Of course, there are always media members in costumes and outrageous outfits to add to the spectacle. Tuesday’s gabfest was no exception, as warriors, clowns and luchadors stalked the Superdome in search of sound bytes.
Naturally, the throng gravitated toward the individuals at the heart of the game’s three biggest stories: Colin Kaepernick, Ray Lewis and the Brothers Harbaugh. Other players and coaches were scattered throughout the sidelines and into the stands during the two one-hour sessions.
Lewis’ appearance came briefly after an SI report focused on PED use, so the assembled press was eager to get the first sound byte. He dismissed the report and the reporter.

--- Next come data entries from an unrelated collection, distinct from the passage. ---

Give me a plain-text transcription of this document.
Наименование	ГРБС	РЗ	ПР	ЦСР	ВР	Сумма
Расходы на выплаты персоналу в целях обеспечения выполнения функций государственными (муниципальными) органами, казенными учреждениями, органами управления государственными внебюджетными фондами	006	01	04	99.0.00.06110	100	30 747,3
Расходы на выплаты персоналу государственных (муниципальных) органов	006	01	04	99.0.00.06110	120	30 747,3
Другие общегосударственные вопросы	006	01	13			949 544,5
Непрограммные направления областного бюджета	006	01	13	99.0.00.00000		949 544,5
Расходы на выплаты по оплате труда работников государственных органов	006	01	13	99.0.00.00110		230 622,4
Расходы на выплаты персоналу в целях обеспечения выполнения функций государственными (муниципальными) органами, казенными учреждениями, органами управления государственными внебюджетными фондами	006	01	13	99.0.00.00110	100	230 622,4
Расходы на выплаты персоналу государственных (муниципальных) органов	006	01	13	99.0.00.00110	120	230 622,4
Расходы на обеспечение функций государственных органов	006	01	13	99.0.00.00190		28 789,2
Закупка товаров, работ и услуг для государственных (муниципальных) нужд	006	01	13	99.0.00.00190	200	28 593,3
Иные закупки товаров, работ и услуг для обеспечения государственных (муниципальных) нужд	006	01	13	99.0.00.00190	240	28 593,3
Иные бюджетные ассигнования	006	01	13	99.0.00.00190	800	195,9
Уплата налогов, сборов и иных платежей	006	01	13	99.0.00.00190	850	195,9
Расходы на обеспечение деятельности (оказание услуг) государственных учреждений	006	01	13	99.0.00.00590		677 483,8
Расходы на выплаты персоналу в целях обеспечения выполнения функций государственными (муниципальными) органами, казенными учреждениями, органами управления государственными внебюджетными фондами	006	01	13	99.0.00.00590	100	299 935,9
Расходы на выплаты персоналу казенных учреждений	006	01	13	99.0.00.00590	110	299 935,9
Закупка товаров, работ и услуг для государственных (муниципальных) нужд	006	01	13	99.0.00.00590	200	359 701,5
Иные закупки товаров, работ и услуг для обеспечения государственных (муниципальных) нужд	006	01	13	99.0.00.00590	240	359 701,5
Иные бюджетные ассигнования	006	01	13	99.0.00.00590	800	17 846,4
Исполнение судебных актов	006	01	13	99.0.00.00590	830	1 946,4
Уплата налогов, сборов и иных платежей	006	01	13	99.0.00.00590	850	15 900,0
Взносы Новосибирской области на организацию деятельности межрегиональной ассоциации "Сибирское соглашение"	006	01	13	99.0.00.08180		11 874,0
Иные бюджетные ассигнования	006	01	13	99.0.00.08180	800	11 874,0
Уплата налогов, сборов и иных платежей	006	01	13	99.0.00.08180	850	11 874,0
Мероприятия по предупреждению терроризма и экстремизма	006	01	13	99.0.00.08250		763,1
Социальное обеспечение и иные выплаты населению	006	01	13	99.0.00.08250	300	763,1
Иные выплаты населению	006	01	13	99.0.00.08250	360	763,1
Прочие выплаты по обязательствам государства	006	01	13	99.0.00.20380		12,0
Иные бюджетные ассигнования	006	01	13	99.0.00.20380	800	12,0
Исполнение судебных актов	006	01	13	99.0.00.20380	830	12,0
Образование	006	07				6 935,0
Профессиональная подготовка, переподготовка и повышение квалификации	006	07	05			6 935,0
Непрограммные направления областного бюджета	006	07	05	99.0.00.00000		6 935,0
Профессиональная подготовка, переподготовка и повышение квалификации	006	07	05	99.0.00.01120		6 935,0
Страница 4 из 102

There were times when players stepped out of the staid commentary that has been the staple of such events. Most of the answers are safe and straightforward. In some instances, however, a quote comes out that develops into a much larger story.
Reporters and radio hosts were buzzing about Randy Moss’ claim to be the greatest wide receiver ever all of Tuesday. The idea of “Moss and Toss” and his place in the list of great receivers made for easy call-in efforts and a review of the position’s history.
Moss was knocked out of the top billing on Wednesday by 49ers cornerback Chris Culliver, who talked to The Artie Lange Show during Media Day. Lange asked Culliver about gay players in the locker room, and his derisive response has become one of the top midweek stories.
The 49ers denounced Culliver’s remarks on Wednesday afternoon in a statement. He is expected to address the media on Thursday.
Eventually, reporters will move back to the X’s and O’s and update those initial top stories (the Harbaugh parents could do additional press conferences). In the interim, there will be myriad product pitches as athletes and celebrities start to arrive for the party circuit.